(openPR) Düsseldorf-Hamburg, August 2008. 1999 setzte die Stadtreinigung Hamburg erstmalig auf chemiefreie Wasseraufbereitung mit Opfernanoden. Nach überzeugender Testphase baut der Betrieb heute nach und nach AQUABION-Aktivanoden ein.
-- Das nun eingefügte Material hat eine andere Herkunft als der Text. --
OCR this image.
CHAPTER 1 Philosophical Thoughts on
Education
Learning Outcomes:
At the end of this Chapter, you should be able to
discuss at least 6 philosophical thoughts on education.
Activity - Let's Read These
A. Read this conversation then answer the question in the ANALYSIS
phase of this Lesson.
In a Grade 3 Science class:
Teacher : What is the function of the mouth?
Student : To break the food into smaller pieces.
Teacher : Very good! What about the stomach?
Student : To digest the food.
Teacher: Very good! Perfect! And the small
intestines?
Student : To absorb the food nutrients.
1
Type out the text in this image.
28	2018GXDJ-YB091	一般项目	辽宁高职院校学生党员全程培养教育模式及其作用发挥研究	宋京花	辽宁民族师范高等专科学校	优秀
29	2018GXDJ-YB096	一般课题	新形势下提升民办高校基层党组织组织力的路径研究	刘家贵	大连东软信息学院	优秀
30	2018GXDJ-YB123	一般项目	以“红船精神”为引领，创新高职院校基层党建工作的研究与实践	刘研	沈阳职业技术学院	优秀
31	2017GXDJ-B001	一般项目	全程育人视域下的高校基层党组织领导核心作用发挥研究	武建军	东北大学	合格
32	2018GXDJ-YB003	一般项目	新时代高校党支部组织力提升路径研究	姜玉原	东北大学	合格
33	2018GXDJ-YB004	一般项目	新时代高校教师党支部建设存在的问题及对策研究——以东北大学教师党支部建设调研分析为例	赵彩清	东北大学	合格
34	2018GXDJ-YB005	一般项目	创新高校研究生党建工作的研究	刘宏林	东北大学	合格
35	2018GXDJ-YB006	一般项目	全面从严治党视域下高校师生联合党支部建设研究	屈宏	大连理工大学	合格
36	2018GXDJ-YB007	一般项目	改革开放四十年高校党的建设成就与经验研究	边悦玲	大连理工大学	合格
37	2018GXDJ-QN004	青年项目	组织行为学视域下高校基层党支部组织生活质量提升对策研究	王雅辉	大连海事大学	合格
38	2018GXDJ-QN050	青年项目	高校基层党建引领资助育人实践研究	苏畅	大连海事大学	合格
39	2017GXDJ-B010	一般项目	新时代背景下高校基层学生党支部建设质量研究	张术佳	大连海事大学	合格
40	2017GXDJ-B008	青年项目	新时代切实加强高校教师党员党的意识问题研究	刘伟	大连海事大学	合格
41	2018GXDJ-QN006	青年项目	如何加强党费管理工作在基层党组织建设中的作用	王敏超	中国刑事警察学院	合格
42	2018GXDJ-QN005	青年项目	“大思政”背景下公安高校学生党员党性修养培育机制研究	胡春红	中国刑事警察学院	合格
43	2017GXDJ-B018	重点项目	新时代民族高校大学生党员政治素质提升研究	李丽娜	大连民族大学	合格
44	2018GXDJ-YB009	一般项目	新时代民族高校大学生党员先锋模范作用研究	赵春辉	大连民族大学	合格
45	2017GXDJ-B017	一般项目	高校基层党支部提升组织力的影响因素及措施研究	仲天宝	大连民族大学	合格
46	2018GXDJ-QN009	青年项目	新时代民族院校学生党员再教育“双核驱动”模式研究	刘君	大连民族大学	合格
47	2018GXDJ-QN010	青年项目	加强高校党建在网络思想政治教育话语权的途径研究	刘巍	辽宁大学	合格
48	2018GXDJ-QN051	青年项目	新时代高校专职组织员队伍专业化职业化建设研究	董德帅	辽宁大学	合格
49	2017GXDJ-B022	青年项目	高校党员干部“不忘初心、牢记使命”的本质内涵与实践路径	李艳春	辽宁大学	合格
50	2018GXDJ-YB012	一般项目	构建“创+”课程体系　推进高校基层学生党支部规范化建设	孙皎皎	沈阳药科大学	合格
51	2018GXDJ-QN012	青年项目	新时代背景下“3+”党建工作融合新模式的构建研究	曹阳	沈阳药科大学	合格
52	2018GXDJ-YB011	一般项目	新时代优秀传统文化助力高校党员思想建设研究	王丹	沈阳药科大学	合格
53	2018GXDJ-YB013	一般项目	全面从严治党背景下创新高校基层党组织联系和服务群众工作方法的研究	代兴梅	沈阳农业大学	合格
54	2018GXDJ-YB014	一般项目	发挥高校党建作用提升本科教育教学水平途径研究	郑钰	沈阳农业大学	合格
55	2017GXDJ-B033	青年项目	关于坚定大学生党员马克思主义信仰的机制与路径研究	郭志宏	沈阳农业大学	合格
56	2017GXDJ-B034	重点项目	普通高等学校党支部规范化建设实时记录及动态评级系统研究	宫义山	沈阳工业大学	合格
Die Stadtreinigung Hamburg ist in der Hansestadt der größte Dienstleister im Bereich Abfallwirtschaft. Zur Sicherung von Gesundheit und Umwelt nahm das Unternehmen 1999 erstmalig am EG-Öko-Audit teil und wurde zertifiziert. In diesem Zusammenhang wurde unter anderem der Betriebsplatz neben der Müllverbrennungsanlage, wo auch der Technische Service samt KFZ-Werkstatt untergebracht ist, unter ökologischen Gesichtspunkten modernisiert. Michael Claußen vom Technischen Service erläutert: „Seitdem wird etwa das Regenwasser der Dachflächen zur Reinigung des Fuhrparks sowie beim Einsatz in den Kehrmaschinen verwendet.“ Im Verwaltungsgebäude integrierte man zudem eine Wärmerückgewinnung in das Abluftsystem der Sozialräume.
Warmwasserversorgung mangelhaft
Die Sozialräume umfassen unter anderem einen großen Waschbereich. Hier musste 1999 auch für das massive Problem der Verkalkung eine Lösung gefunden werden. Michael Claußen berichtet: „Der Wasserdurchfluss hatte sich deutlich verringert, bei Warmwasserbereitern und Armaturen waren ständig Entkalkungen notwendig, außerdem war der Reinigungsaufwand der Waschräume enorm.“ Verursacht wurden diese Beeinträchtigungen durch Wasser der Härte 3. Deshalb ließ der Technische Service nun umweltfreundliche Aktivanoden einbauen. Diese arbeiten mit der traditionellen galvanischen Opferanodentechnik, ohne chemische Stoffe wie etwa Regeneriersalze und ohne Stromzufuhr von außen. Die Verbesserungen waren nach und nach deutlich spürbar: größerer Durchfluss, leicht zu reinigende Armaturen mit längerer Lebensdauer und letztlich auch effektivere Warmwasserbereitung – wie verteilung. Mitarbeiter wie Abteilungsleitung waren zufrieden.
Erfolgreiche Testphase
Im Laufe des Jahres 2003 bemängelte das Reinigungspersonal wieder eine hartnäckigere Verkalkung der Duschanlagen. Auf Grund der guten Erfahrung mit Aktivanoden ließ die Stadtreinigung die damals gerade neu entwickelten Anoden-Systeme der Firma ION-Deutschland, die AQUABIONS mit hochreiner Zinkanode einbauen. Diese opfert sich als unedleres Metall. Die gelösten Zinkionen bewirken eine Veränderung der Kalkstruktur; als instabiles (weiches) Aragonit setzt er sich weniger stark ab als das stabile (harte) Kalzit. So werden in den Rohren nicht nur neue Kalkablagerungen reduziert, auch alte lösen sich durch die Wasserströmung langsam auf. Zwei Verwirbelungskörper schützen die Anode selbst vor Kalkblagerungen, was wiederum die Wirksamkeit der Anode garantiert.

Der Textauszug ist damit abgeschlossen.